Leave It To Psmith, Wodehouse, 1923

LeaveItToPsmithLeave It To Psmith is, to my mind, the book in which Blandings finds its voice. There’s yet no Empress, and she’s sorely missed, but the absent-minded Lord Emsworth substitutes flowers for his prize pig and Connie is present, as is the efficient Baxter, romance, imposters, a conundrum and, above all, someone like Galahad.
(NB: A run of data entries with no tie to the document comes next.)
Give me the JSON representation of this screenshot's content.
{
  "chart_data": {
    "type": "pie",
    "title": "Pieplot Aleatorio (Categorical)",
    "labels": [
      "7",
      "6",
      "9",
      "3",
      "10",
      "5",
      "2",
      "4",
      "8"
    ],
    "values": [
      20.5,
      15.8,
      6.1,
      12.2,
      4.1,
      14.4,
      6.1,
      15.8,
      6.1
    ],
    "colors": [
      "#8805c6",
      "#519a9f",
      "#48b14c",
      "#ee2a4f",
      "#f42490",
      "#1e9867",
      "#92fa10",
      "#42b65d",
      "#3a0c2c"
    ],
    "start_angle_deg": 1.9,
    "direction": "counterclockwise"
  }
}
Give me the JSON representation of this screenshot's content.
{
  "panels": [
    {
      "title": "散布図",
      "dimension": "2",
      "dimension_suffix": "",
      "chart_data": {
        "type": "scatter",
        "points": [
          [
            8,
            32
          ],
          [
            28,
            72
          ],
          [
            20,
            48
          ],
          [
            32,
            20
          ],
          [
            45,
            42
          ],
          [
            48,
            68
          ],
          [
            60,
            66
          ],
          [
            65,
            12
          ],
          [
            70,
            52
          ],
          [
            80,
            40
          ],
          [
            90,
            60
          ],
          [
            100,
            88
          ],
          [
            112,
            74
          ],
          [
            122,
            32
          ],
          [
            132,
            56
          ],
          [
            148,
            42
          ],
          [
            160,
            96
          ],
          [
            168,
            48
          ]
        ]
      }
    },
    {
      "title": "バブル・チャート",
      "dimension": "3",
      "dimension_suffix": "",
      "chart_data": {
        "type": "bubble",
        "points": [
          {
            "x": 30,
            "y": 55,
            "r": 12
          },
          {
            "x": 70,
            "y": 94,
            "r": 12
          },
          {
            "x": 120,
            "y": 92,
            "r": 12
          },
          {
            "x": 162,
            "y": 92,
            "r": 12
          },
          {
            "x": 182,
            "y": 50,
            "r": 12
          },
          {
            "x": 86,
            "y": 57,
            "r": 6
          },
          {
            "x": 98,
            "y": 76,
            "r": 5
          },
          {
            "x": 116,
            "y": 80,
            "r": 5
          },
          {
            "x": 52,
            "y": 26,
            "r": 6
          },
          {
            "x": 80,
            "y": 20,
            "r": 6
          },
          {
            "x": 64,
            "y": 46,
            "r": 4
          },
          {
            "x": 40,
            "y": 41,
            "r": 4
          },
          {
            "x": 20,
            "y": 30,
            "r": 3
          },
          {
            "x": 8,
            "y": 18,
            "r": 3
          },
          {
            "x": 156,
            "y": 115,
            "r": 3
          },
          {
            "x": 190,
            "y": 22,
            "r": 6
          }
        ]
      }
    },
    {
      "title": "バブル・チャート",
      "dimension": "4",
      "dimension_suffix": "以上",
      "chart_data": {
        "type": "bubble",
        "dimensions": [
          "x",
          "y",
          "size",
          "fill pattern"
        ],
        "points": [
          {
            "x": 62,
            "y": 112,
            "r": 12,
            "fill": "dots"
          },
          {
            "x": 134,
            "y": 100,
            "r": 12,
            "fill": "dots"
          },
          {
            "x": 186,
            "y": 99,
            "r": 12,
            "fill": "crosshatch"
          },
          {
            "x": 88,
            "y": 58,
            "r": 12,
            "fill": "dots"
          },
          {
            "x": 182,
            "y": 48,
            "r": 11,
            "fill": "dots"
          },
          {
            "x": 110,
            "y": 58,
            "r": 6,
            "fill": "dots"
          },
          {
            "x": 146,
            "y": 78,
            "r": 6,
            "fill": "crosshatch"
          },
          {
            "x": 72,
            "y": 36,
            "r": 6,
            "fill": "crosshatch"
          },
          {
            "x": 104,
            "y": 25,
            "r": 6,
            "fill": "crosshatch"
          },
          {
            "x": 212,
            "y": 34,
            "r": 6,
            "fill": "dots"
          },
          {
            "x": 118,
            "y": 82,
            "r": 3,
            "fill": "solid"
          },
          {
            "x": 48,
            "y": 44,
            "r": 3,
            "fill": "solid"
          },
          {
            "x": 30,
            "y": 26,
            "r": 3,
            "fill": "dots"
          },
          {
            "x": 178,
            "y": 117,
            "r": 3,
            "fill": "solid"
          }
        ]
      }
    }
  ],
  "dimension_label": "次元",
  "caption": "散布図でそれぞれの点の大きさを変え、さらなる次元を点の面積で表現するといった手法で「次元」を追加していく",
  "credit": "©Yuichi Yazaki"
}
In this, his final appearance, Psmith (the P is silent) has also found his voice as the totem of free-wheeling, free-thinking and fast-talking flippancy that will later be embodied by Emsworth’s brother Galahad and, later still, by Lord Ickenham (Uncle Fred). The perfectly acceptable twist in this case is that Psmith is among the sundered hearts that need joining, and the imposter he introduces is himself, playing the role of volatile Canadian Poet Ralston McTodd. He joins a cast of fellow poets, valets, archivists and thieves to further or foil Freddie Threepwood’s plan to allow Connie’s oppressed husband to secretly divert funds to his step-daughter so that her husband and Psmith’s school chum might buy a farm, ensuring the couple’s happiness.

The full Blandings prior to Leave it to Psmith is Something Fresh and it’s an entertaining book on its own, introducing many of the themes and devices which become, in time, grist for the mill of Psmith and his kind. Henceforth, a Blandings without some variation of Psmith, Uncle Fred, or Galahad is like Wooster without Jeeves.

From my own biased perspective, this might even be the best Blandings because it has, as a percentage of the narrative, more Psmith per square foot than any of the others. The irrepressibly optimistic and interchangeable souls of Psmith, Uncle Fred and Galahad infuse and inspire my own Anty Boisjoly, my answer to a net global shortage of Blandings.